1. To generate alveolar bone loss and periodontal inflammation consistent with periodontitis in mice, using Fusobacterium nucleatum and Porphyromonas gingivalis;)
2. To determine whether F. nucleatum is capable of translocating from the periodontium to the murine placenta haematogenously;
3. To determine whether experimentally induced periodontitis with F. nucleatum and P. gingivalis increases adverse birth outcomes in mice.
Periodontitis was induced in mice using a mixture of F. nucleatum and P. gingivalis, suspended in 2% carboxymethyl cellulose brushed into the gingival sulcus over 40 days. Mice were mated and bacterial inocluations continued until day 18 of gestation. The mice were euthanased and the placenta, liver, spleen and blood extracted and assessed for the presence of F. nucleatum and P. gingivalis by polymerase chain reaction (PCR) (16srRNA).
The maxillary and mandibular buccal gingivae and oral mucosa were harvested by sharp dissection. Half of each head was defleshed mechanically using 1% sodium hydroxide solution (NaOH) and assessed for bone loss (increased distance between the buccal cemento-enamel junction and alveolar bone crest) using a Leica MZ16FA stereomicroscope compared to controls. The other half was fixed in 10% formalin and histologically assessed for periodontal inflammation.
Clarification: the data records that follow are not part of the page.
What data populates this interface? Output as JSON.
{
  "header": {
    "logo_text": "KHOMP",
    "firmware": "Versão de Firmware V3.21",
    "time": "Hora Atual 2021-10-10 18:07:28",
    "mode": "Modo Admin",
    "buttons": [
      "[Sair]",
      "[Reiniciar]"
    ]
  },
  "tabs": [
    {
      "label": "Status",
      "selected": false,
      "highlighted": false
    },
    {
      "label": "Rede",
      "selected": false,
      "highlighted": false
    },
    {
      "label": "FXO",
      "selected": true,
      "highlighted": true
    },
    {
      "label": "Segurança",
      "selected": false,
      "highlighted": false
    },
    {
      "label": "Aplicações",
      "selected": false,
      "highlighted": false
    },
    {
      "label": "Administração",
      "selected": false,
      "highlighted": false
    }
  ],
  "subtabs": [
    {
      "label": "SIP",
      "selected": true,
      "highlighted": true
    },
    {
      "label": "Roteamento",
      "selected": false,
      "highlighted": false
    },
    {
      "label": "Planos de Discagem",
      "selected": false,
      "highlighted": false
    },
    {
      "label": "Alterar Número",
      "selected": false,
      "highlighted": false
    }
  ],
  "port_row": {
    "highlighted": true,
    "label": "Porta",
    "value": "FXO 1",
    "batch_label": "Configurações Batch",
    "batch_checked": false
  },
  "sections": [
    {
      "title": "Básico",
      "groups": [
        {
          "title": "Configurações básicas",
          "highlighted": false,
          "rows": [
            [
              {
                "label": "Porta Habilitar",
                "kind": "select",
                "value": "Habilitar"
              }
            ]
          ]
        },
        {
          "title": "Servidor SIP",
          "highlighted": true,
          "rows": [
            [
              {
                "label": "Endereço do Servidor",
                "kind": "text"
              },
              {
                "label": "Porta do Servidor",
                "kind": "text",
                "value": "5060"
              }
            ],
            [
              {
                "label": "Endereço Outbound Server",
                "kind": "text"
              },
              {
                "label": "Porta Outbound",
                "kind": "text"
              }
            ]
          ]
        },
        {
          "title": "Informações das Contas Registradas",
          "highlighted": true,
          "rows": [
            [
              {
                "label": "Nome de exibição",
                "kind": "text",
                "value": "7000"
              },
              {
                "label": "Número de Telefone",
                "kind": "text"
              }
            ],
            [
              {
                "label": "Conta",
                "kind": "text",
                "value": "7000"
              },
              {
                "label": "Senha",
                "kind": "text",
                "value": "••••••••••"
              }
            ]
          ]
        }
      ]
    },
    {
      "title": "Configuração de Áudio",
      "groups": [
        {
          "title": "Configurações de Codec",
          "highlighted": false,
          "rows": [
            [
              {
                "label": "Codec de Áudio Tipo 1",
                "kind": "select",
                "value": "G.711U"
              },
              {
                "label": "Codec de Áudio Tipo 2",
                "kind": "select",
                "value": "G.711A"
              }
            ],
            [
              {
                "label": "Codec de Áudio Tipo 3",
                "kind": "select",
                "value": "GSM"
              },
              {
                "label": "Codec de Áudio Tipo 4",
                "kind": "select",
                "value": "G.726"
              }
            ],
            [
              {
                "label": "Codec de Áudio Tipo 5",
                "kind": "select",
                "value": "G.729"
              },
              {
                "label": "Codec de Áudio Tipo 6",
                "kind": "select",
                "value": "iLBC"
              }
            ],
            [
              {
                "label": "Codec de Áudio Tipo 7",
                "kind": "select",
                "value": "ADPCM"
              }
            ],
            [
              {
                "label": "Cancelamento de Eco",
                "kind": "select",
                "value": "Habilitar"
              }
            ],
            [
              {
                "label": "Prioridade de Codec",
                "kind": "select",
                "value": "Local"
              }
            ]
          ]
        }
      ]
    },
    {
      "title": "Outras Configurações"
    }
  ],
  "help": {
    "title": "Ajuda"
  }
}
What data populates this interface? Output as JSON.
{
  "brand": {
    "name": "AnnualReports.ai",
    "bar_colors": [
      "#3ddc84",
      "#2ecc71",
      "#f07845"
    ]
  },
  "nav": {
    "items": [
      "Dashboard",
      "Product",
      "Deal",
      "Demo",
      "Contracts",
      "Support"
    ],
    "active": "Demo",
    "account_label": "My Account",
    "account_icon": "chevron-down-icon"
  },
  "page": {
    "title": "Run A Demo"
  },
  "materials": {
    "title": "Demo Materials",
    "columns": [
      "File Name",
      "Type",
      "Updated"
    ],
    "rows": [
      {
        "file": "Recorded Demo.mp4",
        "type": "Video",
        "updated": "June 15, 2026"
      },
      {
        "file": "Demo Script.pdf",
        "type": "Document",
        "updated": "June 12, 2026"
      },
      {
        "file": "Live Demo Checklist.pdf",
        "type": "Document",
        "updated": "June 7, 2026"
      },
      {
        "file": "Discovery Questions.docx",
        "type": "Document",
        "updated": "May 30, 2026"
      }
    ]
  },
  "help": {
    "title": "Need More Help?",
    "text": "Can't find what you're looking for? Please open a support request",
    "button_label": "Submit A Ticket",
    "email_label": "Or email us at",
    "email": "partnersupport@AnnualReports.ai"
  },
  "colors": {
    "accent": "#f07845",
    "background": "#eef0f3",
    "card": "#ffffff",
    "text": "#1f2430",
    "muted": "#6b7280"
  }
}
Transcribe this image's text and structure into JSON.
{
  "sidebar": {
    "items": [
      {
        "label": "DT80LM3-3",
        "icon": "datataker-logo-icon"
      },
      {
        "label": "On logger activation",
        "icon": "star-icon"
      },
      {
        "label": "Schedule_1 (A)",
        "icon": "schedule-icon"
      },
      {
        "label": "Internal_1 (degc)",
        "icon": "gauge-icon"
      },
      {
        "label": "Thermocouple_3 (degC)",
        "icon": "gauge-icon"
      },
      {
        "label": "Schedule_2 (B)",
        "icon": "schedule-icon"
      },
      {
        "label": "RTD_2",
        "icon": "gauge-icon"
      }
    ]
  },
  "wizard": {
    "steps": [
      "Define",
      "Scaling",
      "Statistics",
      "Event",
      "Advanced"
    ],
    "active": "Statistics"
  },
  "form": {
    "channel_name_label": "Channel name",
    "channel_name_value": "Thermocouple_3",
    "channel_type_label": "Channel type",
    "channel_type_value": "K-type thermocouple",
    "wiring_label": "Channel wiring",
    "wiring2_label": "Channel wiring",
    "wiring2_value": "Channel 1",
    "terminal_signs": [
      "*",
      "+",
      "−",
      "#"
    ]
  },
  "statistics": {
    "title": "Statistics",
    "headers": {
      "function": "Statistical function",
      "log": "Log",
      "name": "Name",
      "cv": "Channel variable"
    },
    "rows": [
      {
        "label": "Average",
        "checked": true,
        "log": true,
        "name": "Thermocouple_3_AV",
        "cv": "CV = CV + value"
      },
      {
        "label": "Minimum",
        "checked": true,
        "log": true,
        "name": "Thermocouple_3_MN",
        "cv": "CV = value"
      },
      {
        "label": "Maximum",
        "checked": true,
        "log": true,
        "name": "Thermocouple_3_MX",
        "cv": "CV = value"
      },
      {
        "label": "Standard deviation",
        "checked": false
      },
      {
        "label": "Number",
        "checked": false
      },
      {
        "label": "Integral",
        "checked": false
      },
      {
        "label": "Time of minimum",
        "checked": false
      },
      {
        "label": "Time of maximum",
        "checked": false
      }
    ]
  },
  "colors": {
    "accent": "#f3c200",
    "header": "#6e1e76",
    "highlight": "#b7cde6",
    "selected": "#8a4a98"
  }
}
Alveolar bone loss was evident in the buccal maxilla and mandible in five of ten experimental mice compared to controls. Pregnancy rates were low at 50%. Adverse pregnancy outcomes were evident in one experimental mouse (2 pups carried only compared to 7-10 pups in control mice.) PCR analysis is ongoing.
Experimentally induced periodontitis with F. nucleatum and P. gingivalis in mice may cause adverse pregnancy outcomes via the haematogenous translocation of bacteria and feto-placental infection. More information is needed to determine the exact link between periodontitis and pregnancy outcomes. Oral inoculation of F. nucleatum and P. gingivalis in mice is an effective animal-based model of periodontitis.